The occurrence of intersex fish in the Potomac River, and in other areas of the US resulted in Congressional hearings in the fall or 2006 to inquire about the “State of the Science on EDCs in the Environment,” as well as the US EPA’s activities associated with EDCs. The hearings resulted in a White Paper; “AQUATIC LIFE CRITERIA FOR CONTAMINANTS OF EMERGING CONCERN” and validation of analytical methods. In 2009, a final list of 67 chemicals and the schedule for issuing Test Orders for Tier 1 screening was issued. EDSP Tier 1 screening requires a battery of assays tests to identify chemicals that have the potential to interact with the estrogen, androgen, or thyroid hormonal pathways. The battery consists of 11 assays that have been developed and validated by the Office of Chemical Safety Pollution and Prevention. EPA intends to evaluate the results of the Tier 1 screening assays to determine whether or not a chemical has the potential to interact with the estrogen, androgen or thyroid hormonal pathways and to assess the need for Tier 2 testing. The work proceeds slowly.

 Meanwhile, water utilities are left not knowing how to address findings of emerging contaminants in their source and finished drinking water. A study conducted by the Water Research Foundation concluded that using a combination of ozone and granular activated carbon in addition to coagulation, sedimentation, filtration and disinfection is effective in removing some of the broad categories of EDCs, personal care products and pharmaceuticals found in drinking water. The American Water Works Association Research Foundation developed an Acceptable Daily Intake level for many of the emerging contaminants that are being found in drinking water supplies. An Acceptable Daily Intake level or ADI is a measure of the amount of a specific substance in food or drinking water that can be ingested orally over a lifetime without an appreciable health risk. Unfortunately, the reference doses ADI levels were the historic levels established by the EPA based on non-endocrine toxicity and cancer risk. These screening levels were not developed to determine whether certain substances may have an effect in humans on estrogen, androgenic or thyroid-related pathways, but were developed to protect populations from acute toxicity or cancer.

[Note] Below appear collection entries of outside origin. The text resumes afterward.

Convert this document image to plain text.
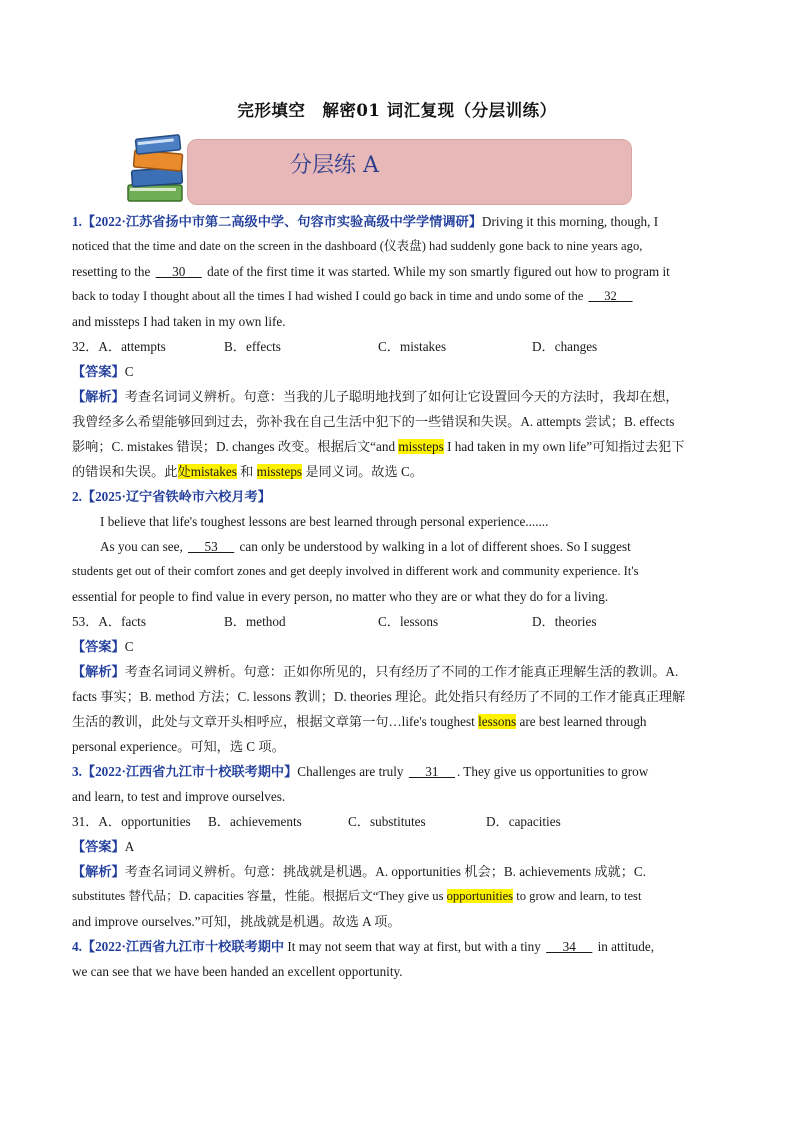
完形填空　解密01 词汇复现（分层训练）
分层练 A

1.【2022·江苏省扬中市第二高级中学、句容市实验高级中学学情调研】Driving it this morning, though, I

noticed that the time and date on the screen in the dashboard (仪表盘) had suddenly gone back to nine years ago,

resetting to the      30      date of the first time it was started. While my son smartly figured out how to program it

back to today I thought about all the times I had wished I could go back in time and undo some of the      32

and missteps I had taken in my own life.

32．A．attempts	B．effects	C．mistakes	D．changes

【答案】C

【解析】考查名词词义辨析。句意：当我的儿子聪明地找到了如何让它设置回今天的方法时，我却在想，

我曾经多么希望能够回到过去，弥补我在自己生活中犯下的一些错误和失误。A. attempts 尝试；B. effects

影响；C. mistakes 错误；D. changes 改变。根据后文“and missteps I had taken in my own life”可知指过去犯下

的错误和失误。此处mistakes 和 missteps 是同义词。故选 C。

2.【2025·辽宁省铁岭市六校月考】

I believe that life's toughest lessons are best learned through personal experience.......

As you can see,      53      can only be understood by walking in a lot of different shoes. So I suggest

students get out of their comfort zones and get deeply involved in different work and community experience. It's

essential for people to find value in every person, no matter who they are or what they do for a living.

53．A．facts	B．method	C．lessons	D．theories

【答案】C

【解析】考查名词词义辨析。句意：正如你所见的，只有经历了不同的工作才能真正理解生活的教训。A.

facts 事实；B. method 方法；C. lessons 教训；D. theories 理论。此处指只有经历了不同的工作才能真正理解

生活的教训，此处与文章开头相呼应，根据文章第一句…life's toughest lessons are best learned through

personal experience。可知，选 C 项。

3.【2022·江西省九江市十校联考期中】Challenges are truly      31     . They give us opportunities to grow

and learn, to test and improve ourselves.

31．A．opportunities	B．achievements	C．substitutes	D．capacities

【答案】A

【解析】考查名词词义辨析。句意：挑战就是机遇。A. opportunities 机会；B. achievements 成就；C.

substitutes 替代品；D. capacities 容量，性能。根据后文“They give us opportunities to grow and learn, to test

and improve ourselves.”可知，挑战就是机遇。故选 A 项。

4.【2022·江西省九江市十校联考期中 It may not seem that way at first, but with a tiny      34      in attitude,

we can see that we have been handed an excellent opportunity.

 In addition to finding intersexed fish in the Potomac, researchers have found male amphibians with ovaries and female frogs with male genitalia and frogs with six legs and other mutations. The endocrine system of fish bears some similarity to the human endocrine system, but we do not live our lives in the waters of the Potomac. Two million people rely on the Washington Aqueduct for their drinking water and millions of people in other parts of the country drink source water with similar observed occurrences of endocrine disruption. The impact on human life and the ecosystem of these emerging contaminants is not known, but according to Dr. Robert Lawrence of the Johns Hopkins School of Public Health and other scientists there is the potential to for humans to develop premature breast cancer, have problems with reproduction, and develop congenital anomalies of the male genitalia. Some believe these kinds of impacts are happening at a broad and low level in society so that the occurrence is not alarming to the general public or easily noted without detailed statistics, other scientists can find no measurable risk. We can no longer live in the happy world where we believed that our water was contaminant free. In truth, we do not know these trace chemicals are hazardous and how pure water (and food) needs to be. More research is needed on these emerging contaminants. Resources are limited and we need to make wise use of our economic and natural resources that is impossible without information.